If you can assume the resource-balance principle, then you will find it easy to talk about the relative efficiency of alternative algorithms for use inside the AI, but this doesn’t give you a good way to measure the external power of the whole AI.

Similarly, assuming a particular relative valuation of resources, as given by an external marketplace, doesn’t let us ask questions like “How smart is a human economy?” Now the relative valuation a human economy assigns to internal resources can no longer be taken for granted—a more powerful system might assign very different relative values to internal resources.

I admit that dividing optimization power by “total resources” is handwaving—more a qualitative way of saying “pay attention to resources used” than anything you could actually quantify into a single useful figure.
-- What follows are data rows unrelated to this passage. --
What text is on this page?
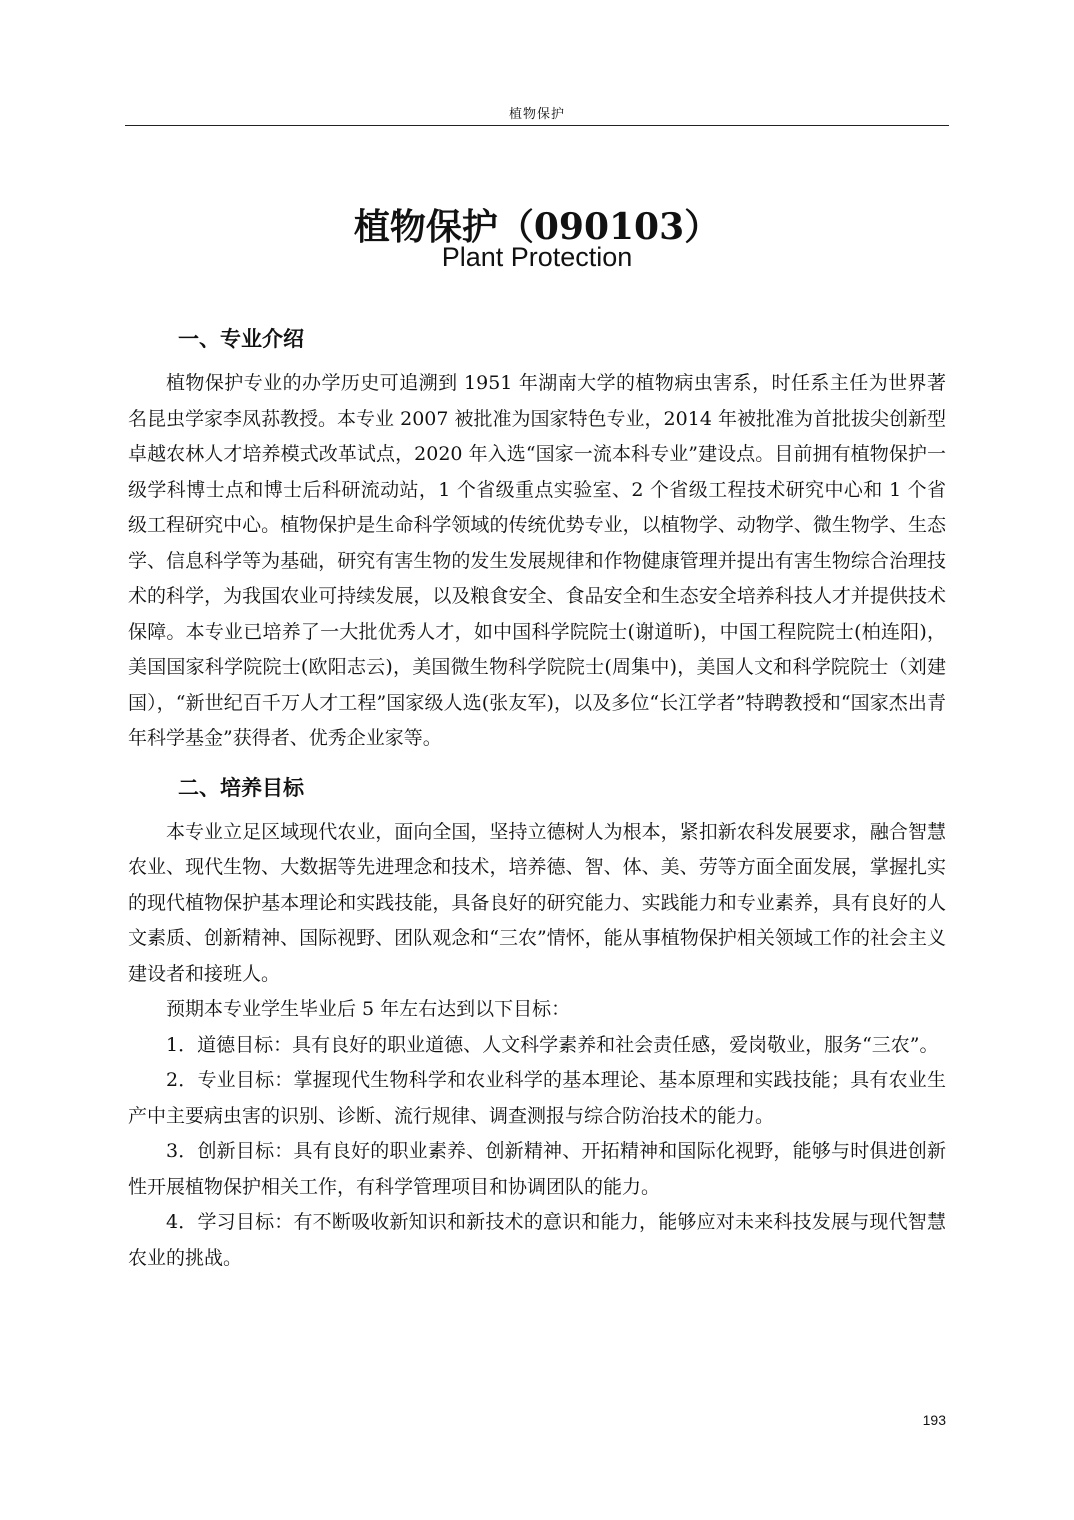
植物保护
植物保护（090103）
Plant Protection
一、专业介绍

植物保护专业的办学历史可追溯到 1951 年湖南大学的植物病虫害系，时任系主任为世界著名昆虫学家李凤荪教授。本专业 2007 被批准为国家特色专业，2014 年被批准为首批拔尖创新型卓越农林人才培养模式改革试点，2020 年入选“国家一流本科专业”建设点。目前拥有植物保护一级学科博士点和博士后科研流动站，1 个省级重点实验室、2 个省级工程技术研究中心和 1 个省级工程研究中心。植物保护是生命科学领域的传统优势专业，以植物学、动物学、微生物学、生态学、信息科学等为基础，研究有害生物的发生发展规律和作物健康管理并提出有害生物综合治理技术的科学，为我国农业可持续发展，以及粮食安全、食品安全和生态安全培养科技人才并提供技术保障。本专业已培养了一大批优秀人才，如中国科学院院士(谢道昕)，中国工程院院士(柏连阳)，美国国家科学院院士(欧阳志云)，美国微生物科学院院士(周集中)，美国人文和科学院院士（刘建国），“新世纪百千万人才工程”国家级人选(张友军)，以及多位“长江学者”特聘教授和“国家杰出青年科学基金”获得者、优秀企业家等。

二、培养目标

本专业立足区域现代农业，面向全国，坚持立德树人为根本，紧扣新农科发展要求，融合智慧农业、现代生物、大数据等先进理念和技术，培养德、智、体、美、劳等方面全面发展，掌握扎实的现代植物保护基本理论和实践技能，具备良好的研究能力、实践能力和专业素养，具有良好的人文素质、创新精神、国际视野、团队观念和“三农”情怀，能从事植物保护相关领域工作的社会主义建设者和接班人。

预期本专业学生毕业后 5 年左右达到以下目标：

1．道德目标：具有良好的职业道德、人文科学素养和社会责任感，爱岗敬业，服务“三农”。

2．专业目标：掌握现代生物科学和农业科学的基本理论、基本原理和实践技能；具有农业生产中主要病虫害的识别、诊断、流行规律、调查测报与综合防治技术的能力。

3．创新目标：具有良好的职业素养、创新精神、开拓精神和国际化视野，能够与时俱进创新性开展植物保护相关工作，有科学管理项目和协调团队的能力。

4．学习目标：有不断吸收新知识和新技术的意识和能力，能够应对未来科技发展与现代智慧农业的挑战。

193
But I pose an open question to Robin (or any other economist) to explain how production theory can help us do better, bearing in mind that:

  • Informational inputs and outputs tend to be non-fungible;
  • I want to be able to observe the “intelligence” and “utility function” of a whole system without starting out assuming them;

  • I would like to be able to compare, as much as possible, the performance of intelligences with different utility functions;

  • I can’t assume a priori any particular breakdown of internal tasks or “ideal” valuation of internal resources.

I would finally point out that all data about the market value of human IQ only applies to variances of intelligence within the human species. I mean, how much would you pay a chimpanzee to run your hedge fund?